Oh, one thing I'll never understand. Why didn't they explain to us the process of laying the battery? It was nets, nets, nets, but it wasn't until I got to my duty station that some sergeant sat down with me on his own accord and explained to me what was going on-- how they decided where to arrange which vehicle, dug in the little shovels in the back for recoil, etc, so I could really visualize what I was hearing.
And that you could tell who was in charge right away- it was the guy screaming. LOL. At my station we put one really amazing nasty outburst on a perpetual loop at an empty pos, so we could enjoy it whenever we liked.
I always had fun during the Army block, explaining the difference between Toad Artillery, Frog rockets, and amphibian tanks.

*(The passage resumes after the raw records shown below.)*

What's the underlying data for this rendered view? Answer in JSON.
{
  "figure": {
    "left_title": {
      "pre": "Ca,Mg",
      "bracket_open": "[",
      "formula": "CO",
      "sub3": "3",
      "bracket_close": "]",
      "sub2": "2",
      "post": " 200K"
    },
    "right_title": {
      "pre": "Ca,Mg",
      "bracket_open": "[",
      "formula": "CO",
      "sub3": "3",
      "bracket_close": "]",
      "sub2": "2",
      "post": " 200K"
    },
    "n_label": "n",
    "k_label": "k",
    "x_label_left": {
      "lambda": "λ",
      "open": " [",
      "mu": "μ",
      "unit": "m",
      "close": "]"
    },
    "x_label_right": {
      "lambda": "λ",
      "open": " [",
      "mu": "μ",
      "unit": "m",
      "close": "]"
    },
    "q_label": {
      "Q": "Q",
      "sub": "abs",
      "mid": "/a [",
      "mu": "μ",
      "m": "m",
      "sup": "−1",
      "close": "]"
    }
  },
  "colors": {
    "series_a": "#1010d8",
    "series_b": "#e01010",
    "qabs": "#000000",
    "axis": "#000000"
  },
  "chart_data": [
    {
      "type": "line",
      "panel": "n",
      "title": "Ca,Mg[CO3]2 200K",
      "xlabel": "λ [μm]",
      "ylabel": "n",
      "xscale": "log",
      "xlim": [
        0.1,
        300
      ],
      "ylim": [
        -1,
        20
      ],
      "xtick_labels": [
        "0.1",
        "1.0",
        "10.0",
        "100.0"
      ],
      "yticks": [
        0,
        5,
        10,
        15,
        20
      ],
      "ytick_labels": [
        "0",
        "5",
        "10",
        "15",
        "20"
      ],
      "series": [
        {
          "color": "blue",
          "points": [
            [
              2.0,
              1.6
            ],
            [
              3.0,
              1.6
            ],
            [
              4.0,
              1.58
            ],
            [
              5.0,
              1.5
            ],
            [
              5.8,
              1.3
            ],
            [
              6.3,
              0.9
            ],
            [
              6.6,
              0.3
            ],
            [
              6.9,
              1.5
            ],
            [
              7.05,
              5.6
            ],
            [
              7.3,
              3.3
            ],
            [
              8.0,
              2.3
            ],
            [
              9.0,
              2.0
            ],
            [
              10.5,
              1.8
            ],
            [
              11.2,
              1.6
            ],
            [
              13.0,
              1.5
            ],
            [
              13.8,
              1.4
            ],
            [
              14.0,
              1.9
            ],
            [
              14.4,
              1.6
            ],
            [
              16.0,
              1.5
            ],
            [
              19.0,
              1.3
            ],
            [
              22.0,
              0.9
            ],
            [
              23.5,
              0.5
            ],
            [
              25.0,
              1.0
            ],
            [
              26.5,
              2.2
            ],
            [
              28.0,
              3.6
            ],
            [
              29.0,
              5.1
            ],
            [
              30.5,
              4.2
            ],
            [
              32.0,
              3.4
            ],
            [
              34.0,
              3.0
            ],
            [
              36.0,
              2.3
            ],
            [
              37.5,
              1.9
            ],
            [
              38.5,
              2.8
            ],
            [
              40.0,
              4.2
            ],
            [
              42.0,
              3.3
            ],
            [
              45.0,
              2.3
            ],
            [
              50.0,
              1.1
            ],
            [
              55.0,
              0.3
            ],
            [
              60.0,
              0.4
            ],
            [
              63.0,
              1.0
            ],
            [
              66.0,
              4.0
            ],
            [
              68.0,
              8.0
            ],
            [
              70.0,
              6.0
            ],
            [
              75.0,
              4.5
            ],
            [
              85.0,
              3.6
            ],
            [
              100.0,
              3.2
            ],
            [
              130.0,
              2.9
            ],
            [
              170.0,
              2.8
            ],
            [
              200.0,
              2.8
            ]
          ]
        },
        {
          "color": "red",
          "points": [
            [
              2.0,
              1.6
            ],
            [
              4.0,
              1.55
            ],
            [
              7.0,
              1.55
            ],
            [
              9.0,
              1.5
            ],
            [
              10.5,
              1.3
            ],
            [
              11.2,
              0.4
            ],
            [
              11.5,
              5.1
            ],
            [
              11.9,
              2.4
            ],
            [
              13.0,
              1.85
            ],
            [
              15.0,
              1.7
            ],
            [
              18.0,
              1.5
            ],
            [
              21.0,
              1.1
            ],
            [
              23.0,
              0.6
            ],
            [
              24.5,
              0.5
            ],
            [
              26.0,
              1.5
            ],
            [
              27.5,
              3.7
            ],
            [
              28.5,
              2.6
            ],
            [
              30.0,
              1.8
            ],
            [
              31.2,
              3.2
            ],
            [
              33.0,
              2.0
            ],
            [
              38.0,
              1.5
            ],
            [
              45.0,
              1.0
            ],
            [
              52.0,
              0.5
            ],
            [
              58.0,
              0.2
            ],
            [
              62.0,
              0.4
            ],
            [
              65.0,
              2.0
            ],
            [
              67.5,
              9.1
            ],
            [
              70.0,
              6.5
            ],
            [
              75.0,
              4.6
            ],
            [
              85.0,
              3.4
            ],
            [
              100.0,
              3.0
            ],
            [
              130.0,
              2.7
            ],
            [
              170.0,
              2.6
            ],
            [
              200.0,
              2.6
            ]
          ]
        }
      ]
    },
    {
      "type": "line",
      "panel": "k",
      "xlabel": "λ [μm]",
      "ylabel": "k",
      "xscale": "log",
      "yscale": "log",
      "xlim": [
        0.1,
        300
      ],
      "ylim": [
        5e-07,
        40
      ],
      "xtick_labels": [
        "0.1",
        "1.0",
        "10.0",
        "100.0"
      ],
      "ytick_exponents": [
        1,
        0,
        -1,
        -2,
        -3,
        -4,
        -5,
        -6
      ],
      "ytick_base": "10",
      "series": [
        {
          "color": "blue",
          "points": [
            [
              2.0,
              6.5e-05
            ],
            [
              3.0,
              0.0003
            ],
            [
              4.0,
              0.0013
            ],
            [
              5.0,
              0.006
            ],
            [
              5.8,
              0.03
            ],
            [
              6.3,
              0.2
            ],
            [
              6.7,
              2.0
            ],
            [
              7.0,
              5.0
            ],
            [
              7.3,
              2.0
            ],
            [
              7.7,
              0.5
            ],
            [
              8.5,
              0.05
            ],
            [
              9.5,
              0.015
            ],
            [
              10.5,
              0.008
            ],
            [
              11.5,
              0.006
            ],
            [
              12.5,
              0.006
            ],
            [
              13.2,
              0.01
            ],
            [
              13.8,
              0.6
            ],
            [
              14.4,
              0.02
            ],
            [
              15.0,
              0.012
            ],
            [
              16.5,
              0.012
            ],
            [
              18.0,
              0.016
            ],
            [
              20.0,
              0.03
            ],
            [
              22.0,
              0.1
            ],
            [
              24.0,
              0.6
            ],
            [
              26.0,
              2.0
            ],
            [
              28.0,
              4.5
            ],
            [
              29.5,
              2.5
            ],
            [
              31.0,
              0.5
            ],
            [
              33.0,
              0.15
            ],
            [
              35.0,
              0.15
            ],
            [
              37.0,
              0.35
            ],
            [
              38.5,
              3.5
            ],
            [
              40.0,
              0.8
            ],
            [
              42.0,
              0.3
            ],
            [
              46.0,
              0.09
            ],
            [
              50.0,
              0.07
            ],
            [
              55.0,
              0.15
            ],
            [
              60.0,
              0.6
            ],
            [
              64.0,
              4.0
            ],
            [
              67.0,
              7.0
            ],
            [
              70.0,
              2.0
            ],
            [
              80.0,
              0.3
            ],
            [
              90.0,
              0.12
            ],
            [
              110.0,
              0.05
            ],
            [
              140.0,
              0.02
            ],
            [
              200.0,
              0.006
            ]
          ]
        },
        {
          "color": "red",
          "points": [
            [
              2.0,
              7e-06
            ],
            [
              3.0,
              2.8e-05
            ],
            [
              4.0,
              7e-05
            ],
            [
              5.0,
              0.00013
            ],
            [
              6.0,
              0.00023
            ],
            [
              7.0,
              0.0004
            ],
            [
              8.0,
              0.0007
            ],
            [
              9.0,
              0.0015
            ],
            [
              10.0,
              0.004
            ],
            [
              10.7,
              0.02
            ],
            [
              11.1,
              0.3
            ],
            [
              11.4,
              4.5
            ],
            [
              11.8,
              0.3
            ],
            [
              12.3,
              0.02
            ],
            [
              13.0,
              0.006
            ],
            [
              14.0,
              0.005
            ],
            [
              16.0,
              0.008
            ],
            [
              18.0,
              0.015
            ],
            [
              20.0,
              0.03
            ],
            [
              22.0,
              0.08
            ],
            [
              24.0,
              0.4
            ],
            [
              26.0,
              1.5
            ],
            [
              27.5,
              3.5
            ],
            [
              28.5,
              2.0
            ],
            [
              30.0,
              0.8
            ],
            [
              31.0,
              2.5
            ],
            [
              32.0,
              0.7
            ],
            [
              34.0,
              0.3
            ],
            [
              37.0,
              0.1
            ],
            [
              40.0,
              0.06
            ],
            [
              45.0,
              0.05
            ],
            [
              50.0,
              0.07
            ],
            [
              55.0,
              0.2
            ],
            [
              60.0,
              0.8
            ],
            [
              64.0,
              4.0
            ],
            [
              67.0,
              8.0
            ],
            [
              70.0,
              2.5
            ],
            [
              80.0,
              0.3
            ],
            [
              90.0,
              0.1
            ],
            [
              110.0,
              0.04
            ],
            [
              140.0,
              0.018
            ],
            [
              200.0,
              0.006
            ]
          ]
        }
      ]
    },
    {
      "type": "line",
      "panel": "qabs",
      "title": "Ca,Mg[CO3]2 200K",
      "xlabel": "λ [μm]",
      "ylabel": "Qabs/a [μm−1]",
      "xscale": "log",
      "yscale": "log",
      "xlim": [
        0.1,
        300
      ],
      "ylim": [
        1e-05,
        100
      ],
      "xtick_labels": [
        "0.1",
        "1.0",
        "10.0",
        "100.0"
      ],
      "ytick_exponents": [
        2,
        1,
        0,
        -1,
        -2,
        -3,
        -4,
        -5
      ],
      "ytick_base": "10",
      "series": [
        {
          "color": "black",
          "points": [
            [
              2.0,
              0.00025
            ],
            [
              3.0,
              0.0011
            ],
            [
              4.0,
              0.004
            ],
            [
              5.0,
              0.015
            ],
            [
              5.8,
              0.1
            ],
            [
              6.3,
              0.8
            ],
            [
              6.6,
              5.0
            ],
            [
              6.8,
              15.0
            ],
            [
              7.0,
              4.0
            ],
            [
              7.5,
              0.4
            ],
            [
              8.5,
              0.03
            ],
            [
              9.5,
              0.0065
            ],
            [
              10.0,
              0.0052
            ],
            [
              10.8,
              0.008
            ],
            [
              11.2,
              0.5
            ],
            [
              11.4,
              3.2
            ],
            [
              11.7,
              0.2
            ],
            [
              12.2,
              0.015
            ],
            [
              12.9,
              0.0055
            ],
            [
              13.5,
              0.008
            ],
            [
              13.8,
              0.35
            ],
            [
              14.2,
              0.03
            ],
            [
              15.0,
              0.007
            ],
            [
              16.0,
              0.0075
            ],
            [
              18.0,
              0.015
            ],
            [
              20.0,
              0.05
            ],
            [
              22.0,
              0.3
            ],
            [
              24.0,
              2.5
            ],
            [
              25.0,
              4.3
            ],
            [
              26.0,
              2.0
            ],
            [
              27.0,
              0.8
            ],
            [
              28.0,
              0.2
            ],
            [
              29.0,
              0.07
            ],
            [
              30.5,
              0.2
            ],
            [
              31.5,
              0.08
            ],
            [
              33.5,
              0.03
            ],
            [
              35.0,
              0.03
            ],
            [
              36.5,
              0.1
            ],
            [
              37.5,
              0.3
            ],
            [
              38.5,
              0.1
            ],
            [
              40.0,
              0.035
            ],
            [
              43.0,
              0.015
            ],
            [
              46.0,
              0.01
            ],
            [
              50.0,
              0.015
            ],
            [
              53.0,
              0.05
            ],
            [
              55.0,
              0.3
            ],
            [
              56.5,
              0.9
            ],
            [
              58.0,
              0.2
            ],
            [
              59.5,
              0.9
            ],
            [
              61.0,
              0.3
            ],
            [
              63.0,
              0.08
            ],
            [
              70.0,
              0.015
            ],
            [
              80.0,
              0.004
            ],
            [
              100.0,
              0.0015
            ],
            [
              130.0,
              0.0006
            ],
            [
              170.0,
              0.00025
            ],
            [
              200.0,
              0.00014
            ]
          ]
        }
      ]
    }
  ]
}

During one class, the Air Defense block was augmented by live CNN coverage of Operation Desert Storm. We worked swings the night of the attacks and I gave my class an extra hour for meal break on the condition that it was spent in front of the big-screen TV at the rec center. They gained an appreciation for antiaircraft artillery that night!
Posted by: Cowboy Blob at May 9, 2005 01:24 AMBoth in school and IRL, underwater river crossings were my fave. Sweet and kind voices on the radio were a nice change o' pace.
I sat on top of a picnic bench table and watched a Patriot take out a Scud. I should have bolted to shelter but it was pretty mesmerizing.